Conforme levantamento feito pela assessoria da Diligência da Comissão de Direitos Humanos e Minorias da Câmara dos Deputados, nos últimos 10 anos, o Departamento de Direito da UFS teve 9 processos seletivos por concurso (004/2009, 013/2009, 029/2009, 015/2010, 23/2010, 026/2013, 028/2014, 007/2017, 011/2019) e 2 por remoção interna (01/2017, 02/2019), mas em nenhum desses editais, que aprovou majoritariamente candidatos enquadrados no perfil cristão-cis-branco-hétero houve interesse ou contestação de Uziel. “Coincidentemente” o concurso escolhido foi o de Ilzver, candidato que, durante sua carreira acadêmica, se dedicou a estudar as religiões de matriz africana e questões raciais, como a política de cotas. Estudos que lhe rendeu destaque na militância nacional, além de vários prêmios, dentre eles, a honraria do Prêmio Direitos Humanos em 2018. Ele também preside a Comissão da Verdade da Escravidão Negra da OAB/SE.

É fato reconhecido pela Ciência que o preconceito e a intolerância podem se manifestar de diversas formas, ainda que não manifestadas verbalmente. Estamos predispostos a encarar preconceito quando ele é verbalizado, mas um ato de hostilizar um cidadão “maltrapilho” para que ele saia de um restaurante elitizado, por exemplo, ou exigir frequentadores de “boa aparência” em boates de São Paulo, pode revelar que privilegiamos cidadãos “bem-vestidos” ou mesmo considerar que alguém que se encaixe numa estética e padrões de beleza eurocêntrica, é que são “aceitáveis na balada”. São atitudes muitas vezes não faladas em frases como “saia macaco!” ou “você é feia para estar aqui”, mas a motivação de tais atitudes revela o caráter preconceituoso que regem tais ações. Para o Psicólogo e Psicanalista, autor do livro “A Voz: O Tempo da Verdade”, Thiago Ramos, “o uso instrumental da ignorância como ferramenta de poder político, institucional, ideológico e religioso, alude a uma suposta tentativa de deslocamento para a vítima a causa do problema”, ou seja, além da agressão que as vítimas sofrem, há ainda uma tentativa de culpa-las ou justificar as agressões. É como se o lugar de um “maltrapilho”, ainda que tivesse condições financeiras para pagar sua refeição, fosse do lado de fora de um restaurante que só aceitassem “bem-aventurados” ou que, sim, uma jovem “fora dos padrões estéticos” pudesse ser rejeitada na entrada da festa.

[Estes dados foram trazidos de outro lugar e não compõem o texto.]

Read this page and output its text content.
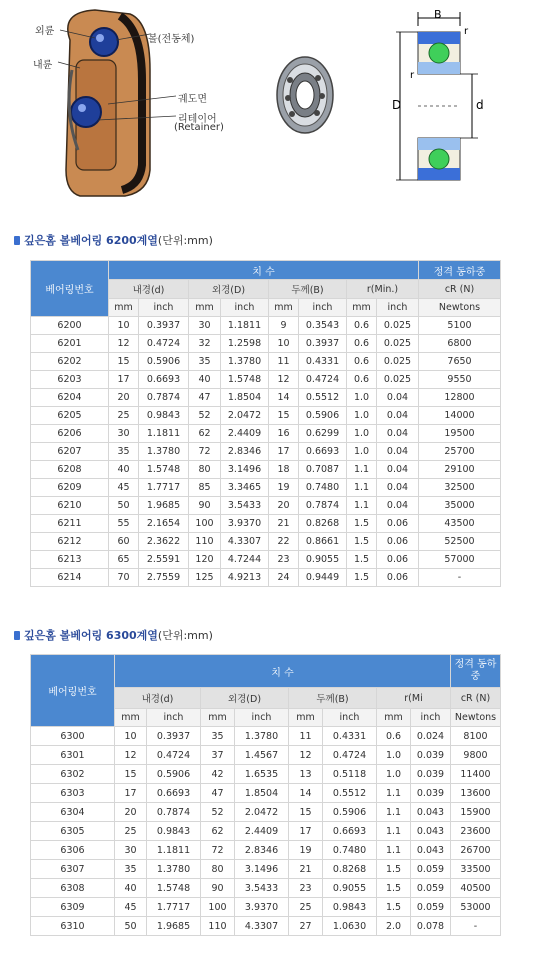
외륜
볼(전동체)
내륜
궤도면
리테이어
(Retainer)
B
r
r
D	d
깊은홈 볼베어링 6200계열(단위:mm)
베어링번호	치 수								정격 동하중
	내경(d)		외경(D)		두께(B)		r(Min.)		cR (N)
	mm	inch	mm	inch	mm	inch	mm	inch	Newtons
6200	10	0.3937	30	1.1811	9	0.3543	0.6	0.025	5100
6201	12	0.4724	32	1.2598	10	0.3937	0.6	0.025	6800
6202	15	0.5906	35	1.3780	11	0.4331	0.6	0.025	7650
6203	17	0.6693	40	1.5748	12	0.4724	0.6	0.025	9550
6204	20	0.7874	47	1.8504	14	0.5512	1.0	0.04	12800
6205	25	0.9843	52	2.0472	15	0.5906	1.0	0.04	14000
6206	30	1.1811	62	2.4409	16	0.6299	1.0	0.04	19500
6207	35	1.3780	72	2.8346	17	0.6693	1.0	0.04	25700
6208	40	1.5748	80	3.1496	18	0.7087	1.1	0.04	29100
6209	45	1.7717	85	3.3465	19	0.7480	1.1	0.04	32500
6210	50	1.9685	90	3.5433	20	0.7874	1.1	0.04	35000
6211	55	2.1654	100	3.9370	21	0.8268	1.5	0.06	43500
6212	60	2.3622	110	4.3307	22	0.8661	1.5	0.06	52500
6213	65	2.5591	120	4.7244	23	0.9055	1.5	0.06	57000
6214	70	2.7559	125	4.9213	24	0.9449	1.5	0.06	-
깊은홈 볼베어링 6300계열(단위:mm)
베어링번호	치 수								정격 동하중
	내경(d)		외경(D)		두께(B)		r(Mi		cR (N)
	mm	inch	mm	inch	mm	inch	mm	inch	Newtons
6300	10	0.3937	35	1.3780	11	0.4331	0.6	0.024	8100
6301	12	0.4724	37	1.4567	12	0.4724	1.0	0.039	9800
6302	15	0.5906	42	1.6535	13	0.5118	1.0	0.039	11400
6303	17	0.6693	47	1.8504	14	0.5512	1.1	0.039	13600
6304	20	0.7874	52	2.0472	15	0.5906	1.1	0.043	15900
6305	25	0.9843	62	2.4409	17	0.6693	1.1	0.043	23600
6306	30	1.1811	72	2.8346	19	0.7480	1.1	0.043	26700
6307	35	1.3780	80	3.1496	21	0.8268	1.5	0.059	33500
6308	40	1.5748	90	3.5433	23	0.9055	1.5	0.059	40500
6309	45	1.7717	100	3.9370	25	0.9843	1.5	0.059	53000
6310	50	1.9685	110	4.3307	27	1.0630	2.0	0.078	-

Duas dúvidas ainda pairam no ar, a primeira é: até onde estaria disposto a ir Uziel? São tantos recursos, tanta energia, tanto tempo e cabelos a menos, tudo por um “altruísmo jurídico”? Tudo por algo que ele afirma não fazer questão?

A segunda questão diz respeito à influência de Uziel. Após três pareceres favoráveis, a de um Procurador e dois professores, por que Ilzver ainda não foi convocado? Por que as estruturas da universidade se movimentam sombriamente onde não deveriam se quer cogitar uma movimentação? Que força é essa que opera à revelia do que pregam os regimentos e a Lei, dando fôlego a um processo infrutífero enquanto o prazo do concurso de Ilzver expira a menos de 1 mês?

Não sabemos se a próxima quinta-feira, quando a Diligência da CDHM estará reunida na UFS, nos trará respostas objetivas, mas certamente esperamos que a estabilidade das instituições e Leis continuem a prevalecer em nosso país.